Passchier, a lawyer, said a higher employment rate was not the main goal of the Dutch part-time employment system.

“Mostly, it was a compromise between labor, management, and the government from the 1980s to increase workforce participation by women, divide up men’s and women’s duties in the home, and reduce male-centered, long-hours labor,” she explained.

In 1982, the Wassenaar Arrangement between labor, management, and the Dutch government laid the groundwork for reduced working hours, increased availability of child care and other facilities for women working part time, and started a trend of part-time work in the public sector. A 1993 agreement for women’s labor and part-time work banned discrimination in hourly pay, allowances, pensions, and social security between hourly and full-time workers. By collective agreement and law, workers were guaranteed the freedom to move between part-time and full-time systems, and to demand longer working hours from their employers.

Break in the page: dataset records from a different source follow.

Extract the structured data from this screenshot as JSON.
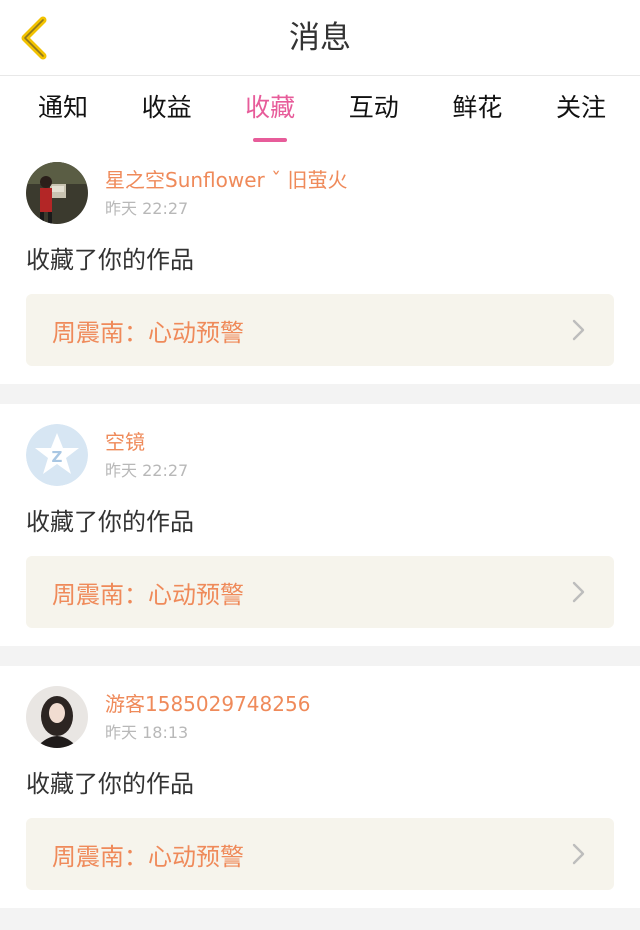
{
  "header": {
    "title": "消息",
    "back_icon": "chevron-left-icon",
    "back_color": "#f2c200"
  },
  "tabs": [
    {
      "label": "通知",
      "active": false
    },
    {
      "label": "收益",
      "active": false
    },
    {
      "label": "收藏",
      "active": true
    },
    {
      "label": "互动",
      "active": false
    },
    {
      "label": "鲜花",
      "active": false
    },
    {
      "label": "关注",
      "active": false
    }
  ],
  "colors": {
    "accent": "#e75c9a",
    "username": "#ef8a5a",
    "work_bg": "#f6f4ec"
  },
  "items": [
    {
      "user": "星之空Sunflower ˇ 旧萤火",
      "time": "昨天 22:27",
      "action": "收藏了你的作品",
      "work": "周震南：心动预警",
      "avatar": "user-photo-avatar"
    },
    {
      "user": "空镜",
      "time": "昨天 22:27",
      "action": "收藏了你的作品",
      "work": "周震南：心动预警",
      "avatar": "default-star-avatar"
    },
    {
      "user": "游客1585029748256",
      "time": "昨天 18:13",
      "action": "收藏了你的作品",
      "work": "周震南：心动预警",
      "avatar": "user-photo-avatar"
    }
  ]
}
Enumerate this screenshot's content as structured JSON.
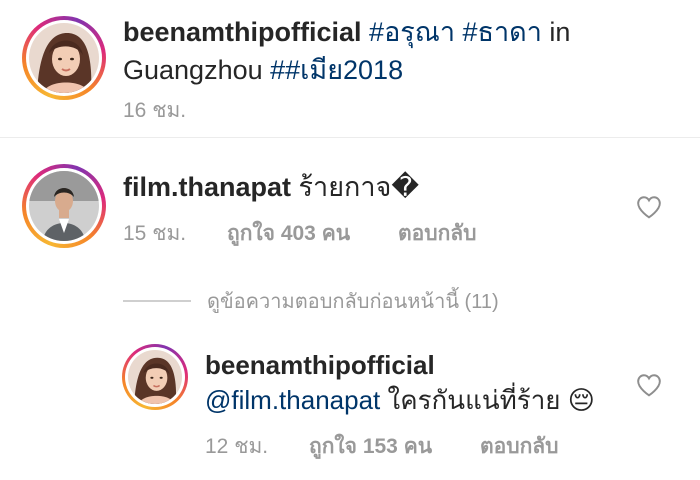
{
  "post": {
    "username": "beenamthipofficial",
    "tag1": "#อรุณา",
    "tag2": "#ธาดา",
    "in_text": "in",
    "location": "Guangzhou",
    "tag3": "##เมีย2018",
    "time": "16 ชม."
  },
  "comment": {
    "username": "film.thanapat",
    "text": "ร้ายกาจ�",
    "time": "15 ชม.",
    "likes": "ถูกใจ 403 คน",
    "reply_label": "ตอบกลับ",
    "heart_icon": "heart-outline-icon"
  },
  "view_replies": {
    "label": "ดูข้อความตอบกลับก่อนหน้านี้ (11)"
  },
  "reply": {
    "username": "beenamthipofficial",
    "mention": "@film.thanapat",
    "text": "ใครกันแน่ที่ร้าย",
    "emoji": "😔",
    "time": "12 ชม.",
    "likes": "ถูกใจ 153 คน",
    "reply_label": "ตอบกลับ",
    "heart_icon": "heart-outline-icon"
  },
  "colors": {
    "link": "#003569",
    "meta": "#999999",
    "text": "#262626"
  }
}
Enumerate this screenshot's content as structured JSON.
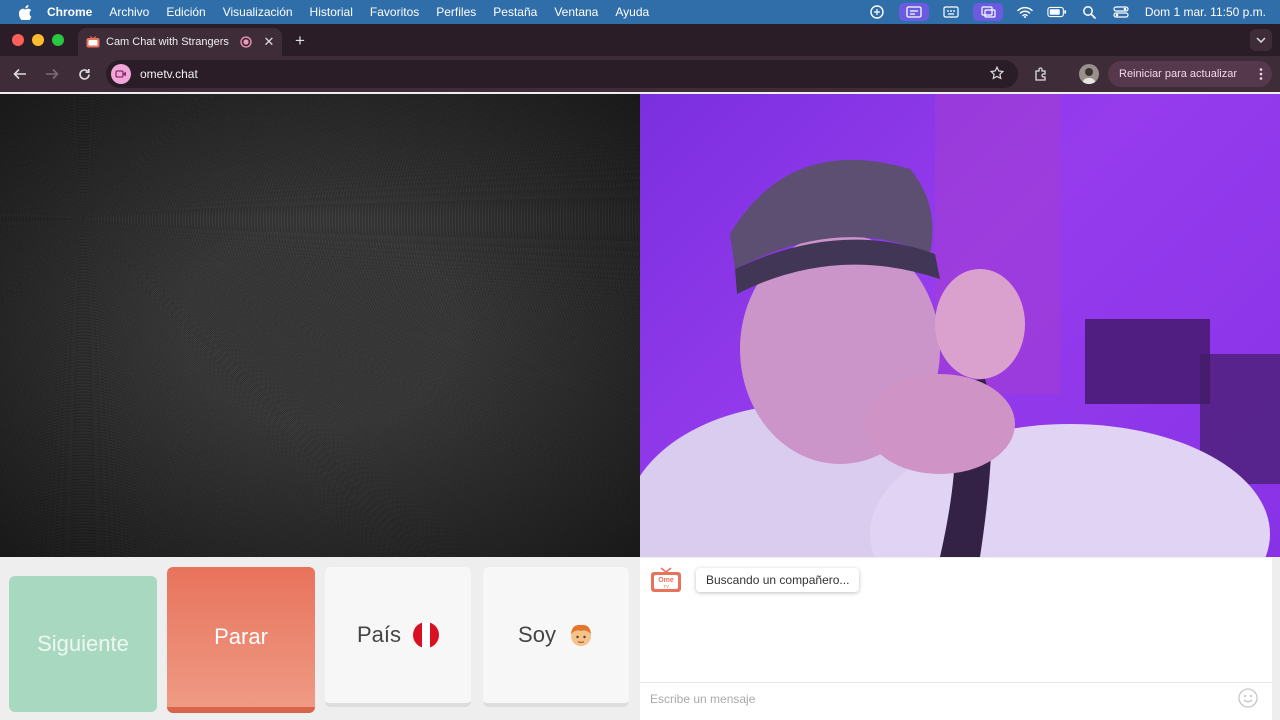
{
  "menubar": {
    "app": "Chrome",
    "items": [
      "Archivo",
      "Edición",
      "Visualización",
      "Historial",
      "Favoritos",
      "Perfiles",
      "Pestaña",
      "Ventana",
      "Ayuda"
    ],
    "clock": "Dom 1 mar.  11:50 p.m.",
    "status_icons": [
      "cloud-sync-icon",
      "screen-share-icon",
      "keyboard-brightness-icon",
      "screen-mirror-icon",
      "wifi-icon",
      "battery-icon",
      "spotlight-search-icon",
      "control-center-icon"
    ]
  },
  "browser": {
    "tab_title": "Cam Chat with Strangers",
    "tab_close": "✕",
    "new_tab": "+",
    "url": "ometv.chat",
    "update_label": "Reiniciar para actualizar"
  },
  "controls": {
    "next_label": "Siguiente",
    "stop_label": "Parar",
    "country_label": "País",
    "country_flag": "Peru",
    "gender_label": "Soy",
    "gender_emoji": "boy"
  },
  "chat": {
    "logo_text": "Ome",
    "logo_subtext": "TV",
    "status_message": "Buscando un compañero...",
    "input_placeholder": "Escribe un mensaje"
  },
  "colors": {
    "menubar": "#2f6ea8",
    "chrome_frame": "#2b1d28",
    "chrome_toolbar": "#3f2c39",
    "next_button": "#a9d8c1",
    "stop_button": "#e8735c",
    "webcam_tint": "#8a33e8"
  }
}
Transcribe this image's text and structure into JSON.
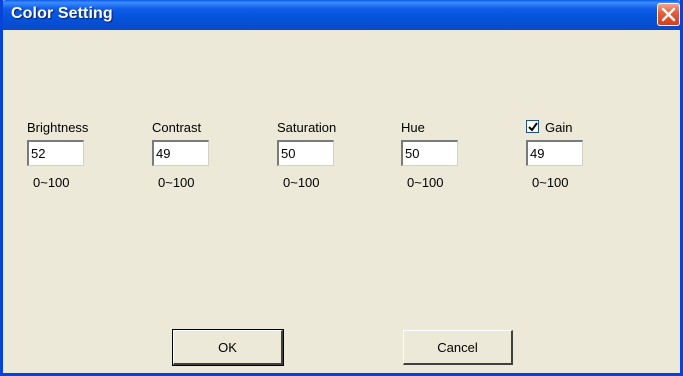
{
  "window": {
    "title": "Color Setting"
  },
  "params": {
    "brightness": {
      "label": "Brightness",
      "value": "52",
      "range": "0~100"
    },
    "contrast": {
      "label": "Contrast",
      "value": "49",
      "range": "0~100"
    },
    "saturation": {
      "label": "Saturation",
      "value": "50",
      "range": "0~100"
    },
    "hue": {
      "label": "Hue",
      "value": "50",
      "range": "0~100"
    },
    "gain": {
      "label": "Gain",
      "value": "49",
      "range": "0~100",
      "checked": true
    }
  },
  "buttons": {
    "ok": "OK",
    "cancel": "Cancel"
  },
  "colors": {
    "titlebar": "#0353DB",
    "background": "#ECE9D8",
    "close": "#D23E1C"
  },
  "icons": {
    "close": "close-icon",
    "checkmark": "checkmark-icon"
  }
}
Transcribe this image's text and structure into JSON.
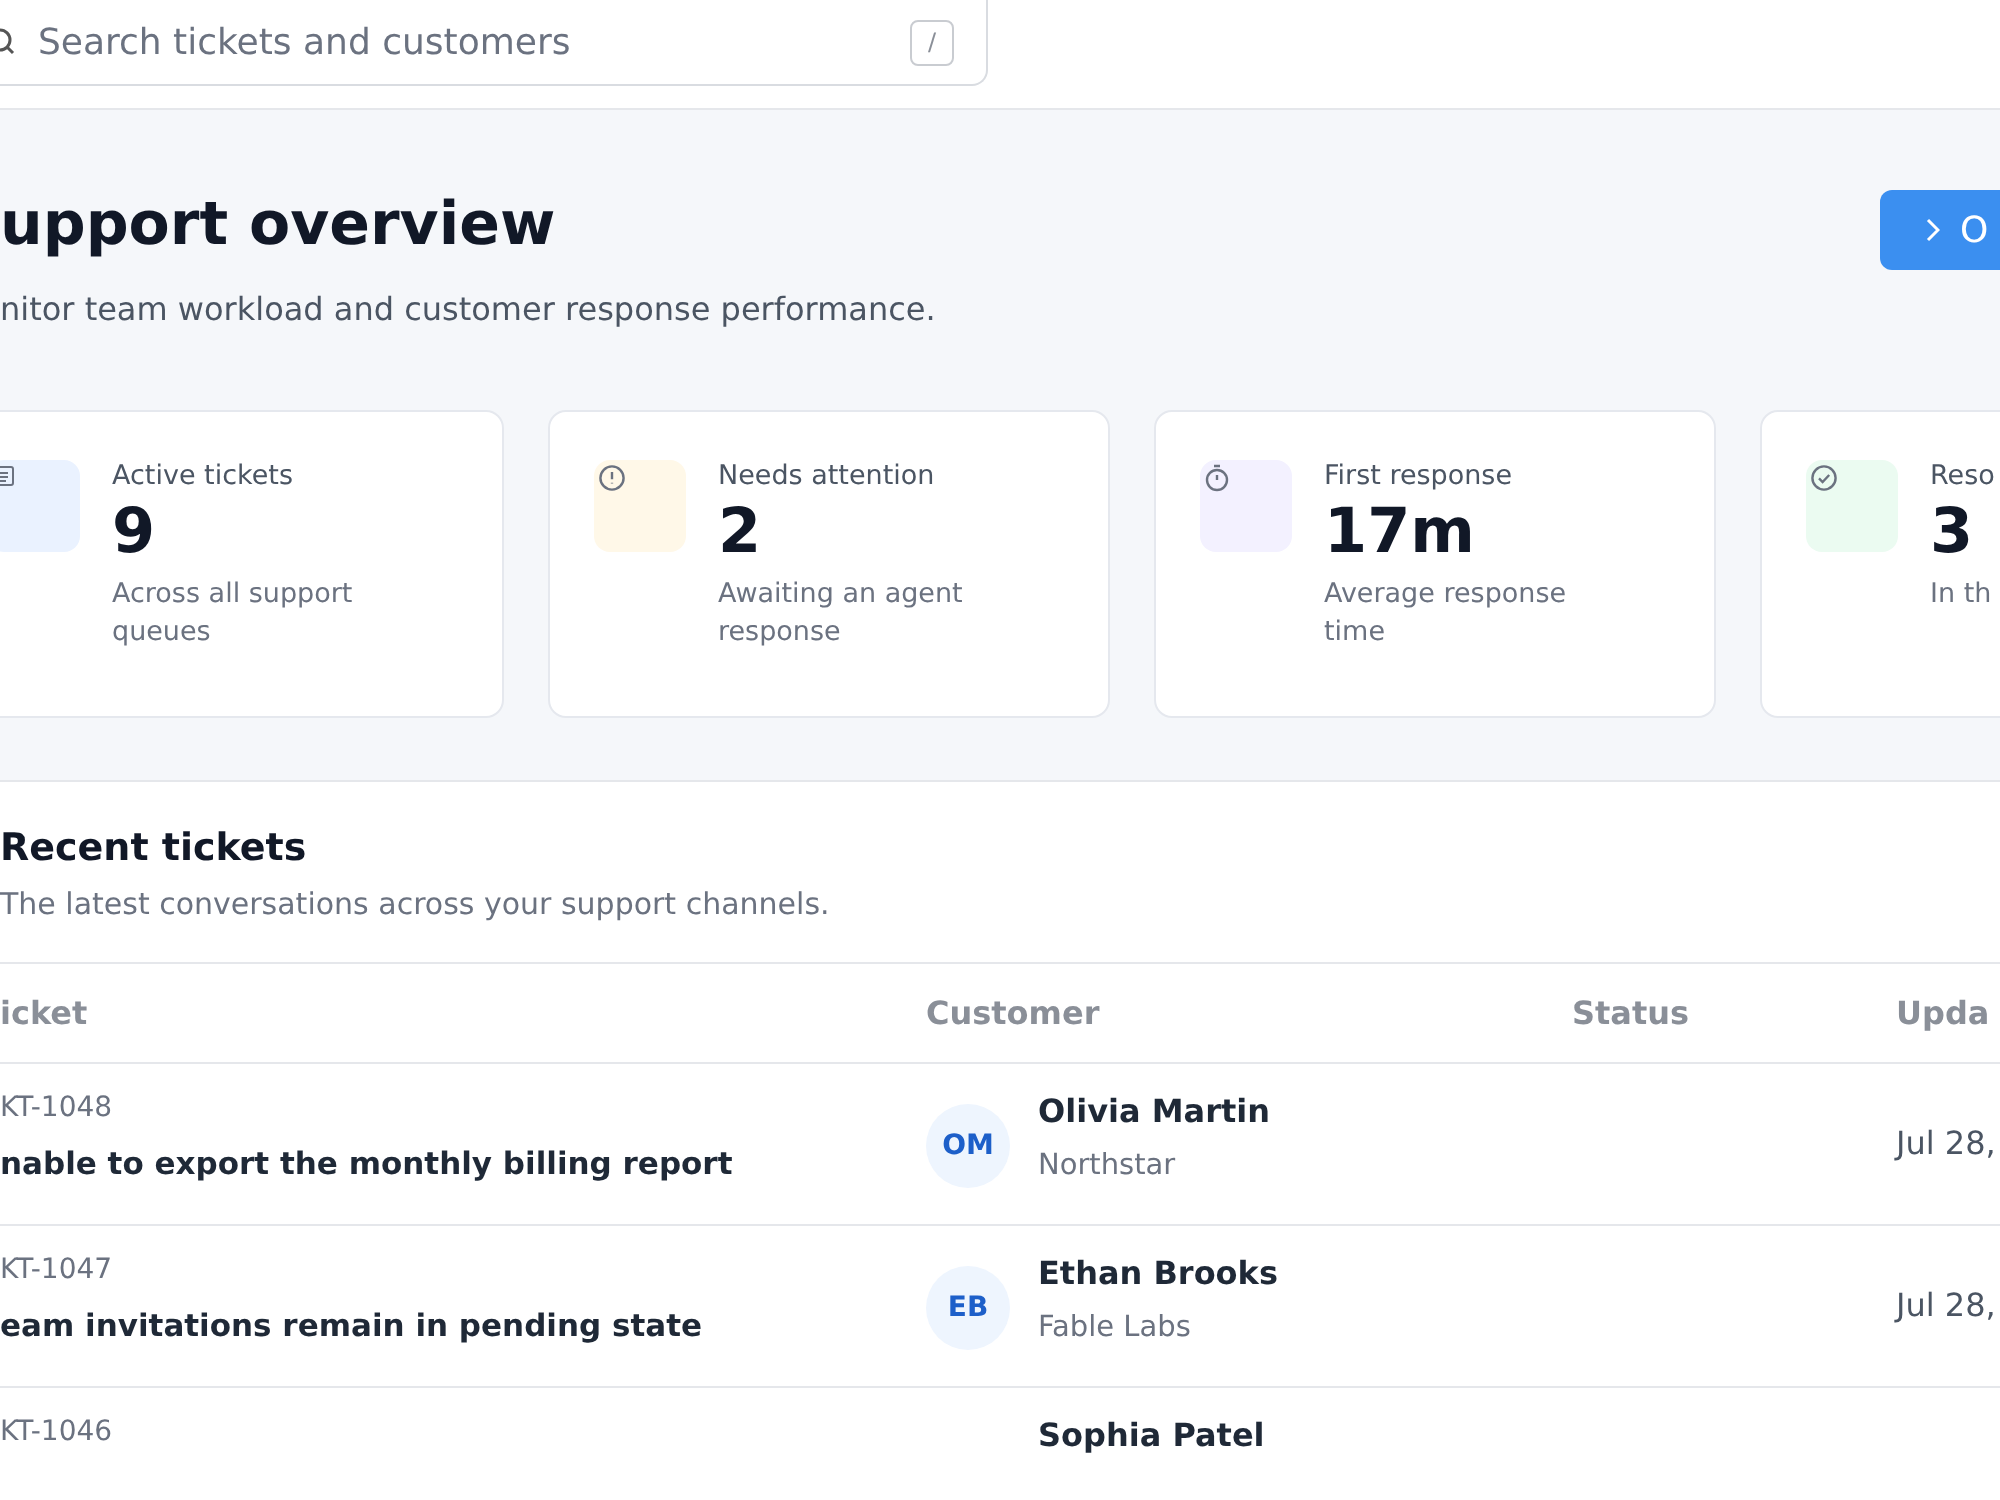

“If it’s the same or similar work, the hourly wage rates are the same,” said Passchier of the Netherlands.

“Public servants tend to work three or four days a week full-time, while some younger men are opting to take what they call ‘Papa days’ to raise children and do housework,” she added.

The situation is very different in South Korea, where many of the public servants working part-time when the system is introduced next year are actually likely to end up doing unpaid overtime - compelled to stay by an unwritten law demanding that no one leave before the boss does. At the same time, the wage gap with full-time workers continues to grow the longer a person works part time.

According to the administration’s plan, part-time government employees would be enrolled in the national pension rather than the government employees’ pension, and those hoping to switch to full time would have to take the government employee examination all over again.

“South Korea is structured so that people can’t shift to full time or work more even if they want to,” Passchier said. “It’s important to have some kind of system for adjustments in place.”